I congratulate my hon. Friend Mrs Hodgson on securing the debate. As she said, it is our second debate on the matter in recent weeks, and it is one of a series of contributions from her on the question of waste incineration, particularly in relation to what she described as the “monster” incinerator that is planned for her area.

Other hon. Members used that phrase, as well as the words “giant” and “enormous”, today when they spoke about planned or active incinerators in their areas. As Wera Hobhouse said, we need to understand why, in an era of zero-carbon ambitions for our economy, the idea of granting permission for such enormous plants to deal with our waste is still being contemplated.

In general policy, we must recognise that the age of incinerators is over.
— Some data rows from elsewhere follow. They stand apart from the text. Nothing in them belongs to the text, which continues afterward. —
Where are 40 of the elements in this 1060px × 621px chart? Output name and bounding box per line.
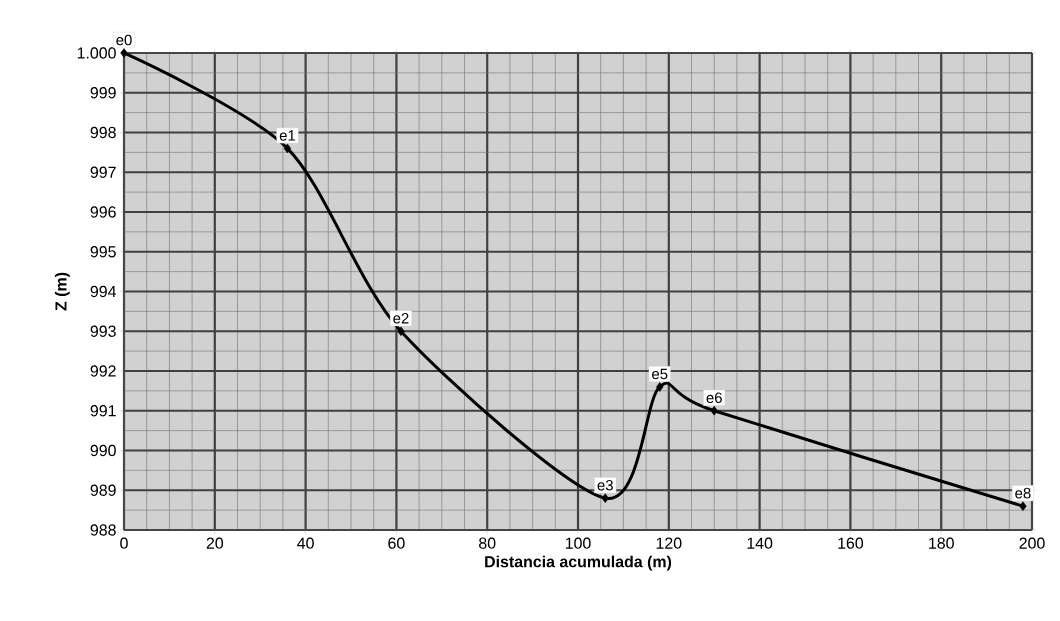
x-axis-title: Distancia acumulada (m) xyxy=(485,555,672,571)
y-tick-label: 989 xyxy=(90,484,116,496)
y-tick-label: 990 xyxy=(90,444,116,457)
point xyxy=(397,326,405,336)
x-tick-label: 20 xyxy=(206,537,224,549)
y-tick-label: 995 xyxy=(90,246,116,258)
point xyxy=(1019,501,1027,511)
annotation: e2 xyxy=(393,312,409,324)
annotation: e5 xyxy=(652,368,668,380)
point xyxy=(601,493,609,503)
y-tick-label: 992 xyxy=(90,365,116,377)
x-tick-label: 80 xyxy=(479,537,496,549)
y-tick-label: 994 xyxy=(90,285,117,298)
y-tick-label: 996 xyxy=(90,206,116,218)
y-tick-label: 991 xyxy=(90,405,116,417)
y-axis-title: Z (m) xyxy=(54,272,70,311)
x-tick-label: 180 xyxy=(929,537,954,549)
x-tick-label: 160 xyxy=(838,537,864,549)
point xyxy=(120,48,128,58)
y-tick-label: 988 xyxy=(90,524,116,536)
annotation: e6 xyxy=(706,392,722,404)
x-tick-label: 0 xyxy=(120,537,128,549)
annotation: e1 xyxy=(279,130,296,141)
x-tick-label: 140 xyxy=(747,537,773,549)
x-tick-label: 120 xyxy=(656,537,682,549)
x-tick-label: 60 xyxy=(388,537,405,549)
x-tick-label: 40 xyxy=(297,537,314,549)
annotation: e3 xyxy=(597,479,613,491)
annotation: e0 xyxy=(116,34,132,46)
x-tick-label: 200 xyxy=(1019,537,1045,549)
point xyxy=(283,143,292,154)
y-tick-label: 998 xyxy=(90,126,116,139)
y-tick-label: 999 xyxy=(90,87,116,99)
y-tick-label: 997 xyxy=(90,166,116,178)
x-tick-label: 100 xyxy=(565,537,591,549)
point xyxy=(656,382,664,392)
annotation: e8 xyxy=(1015,487,1031,499)
y-tick-label: 1.000 xyxy=(77,47,116,59)
y-tick-label: 993 xyxy=(90,325,116,337)
point xyxy=(710,405,718,416)
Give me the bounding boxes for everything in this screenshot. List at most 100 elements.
A decade or two ago, perhaps we could have said that incineration was an improvement on the previous practice of landfill. Indeed, in this country incineration has increased in inverse proportion to the reduction in landfill over the last few years. However, as we move towards net zero, we are in danger of freezing in time our waste strategies by granting permission for large incinerators that capture waste streams over time. That will prevent us from moving up the waste hierarchy in dealing with our waste generally, and in looking at it as a resource to be recycled, reused and put back into the circular economy—rather than put in landfill or burned, usually for minimal energy recovery.

It is significant that only 16 of the country’s 44 incinerators are enabled for anything more than minimal energy recovery. They are enabled for combined heat and power, to capture the heat as well as the electricity that comes out of the process, but only half of them actually produce any heat and power. The vast majority of large incinerators do not produce much energy, and they certainly do not capture the heat that comes out of the plants.

On the other hand, they capture the waste stream over long periods of time. My hon. Friend Darren Jones described that process in his area, with waste arriving from all over the country to feed the furnaces of the incinerators. From the description of the plans for the new north London waste incinerator given by my hon. Friend Kate Osamor, I suspect that is also the case in her area. We are in danger of ossifying the process of waste disposal. Now is not the time to go down that route; it is the time to move rapidly up the waste hierarchy and think about different ways of disposing of waste.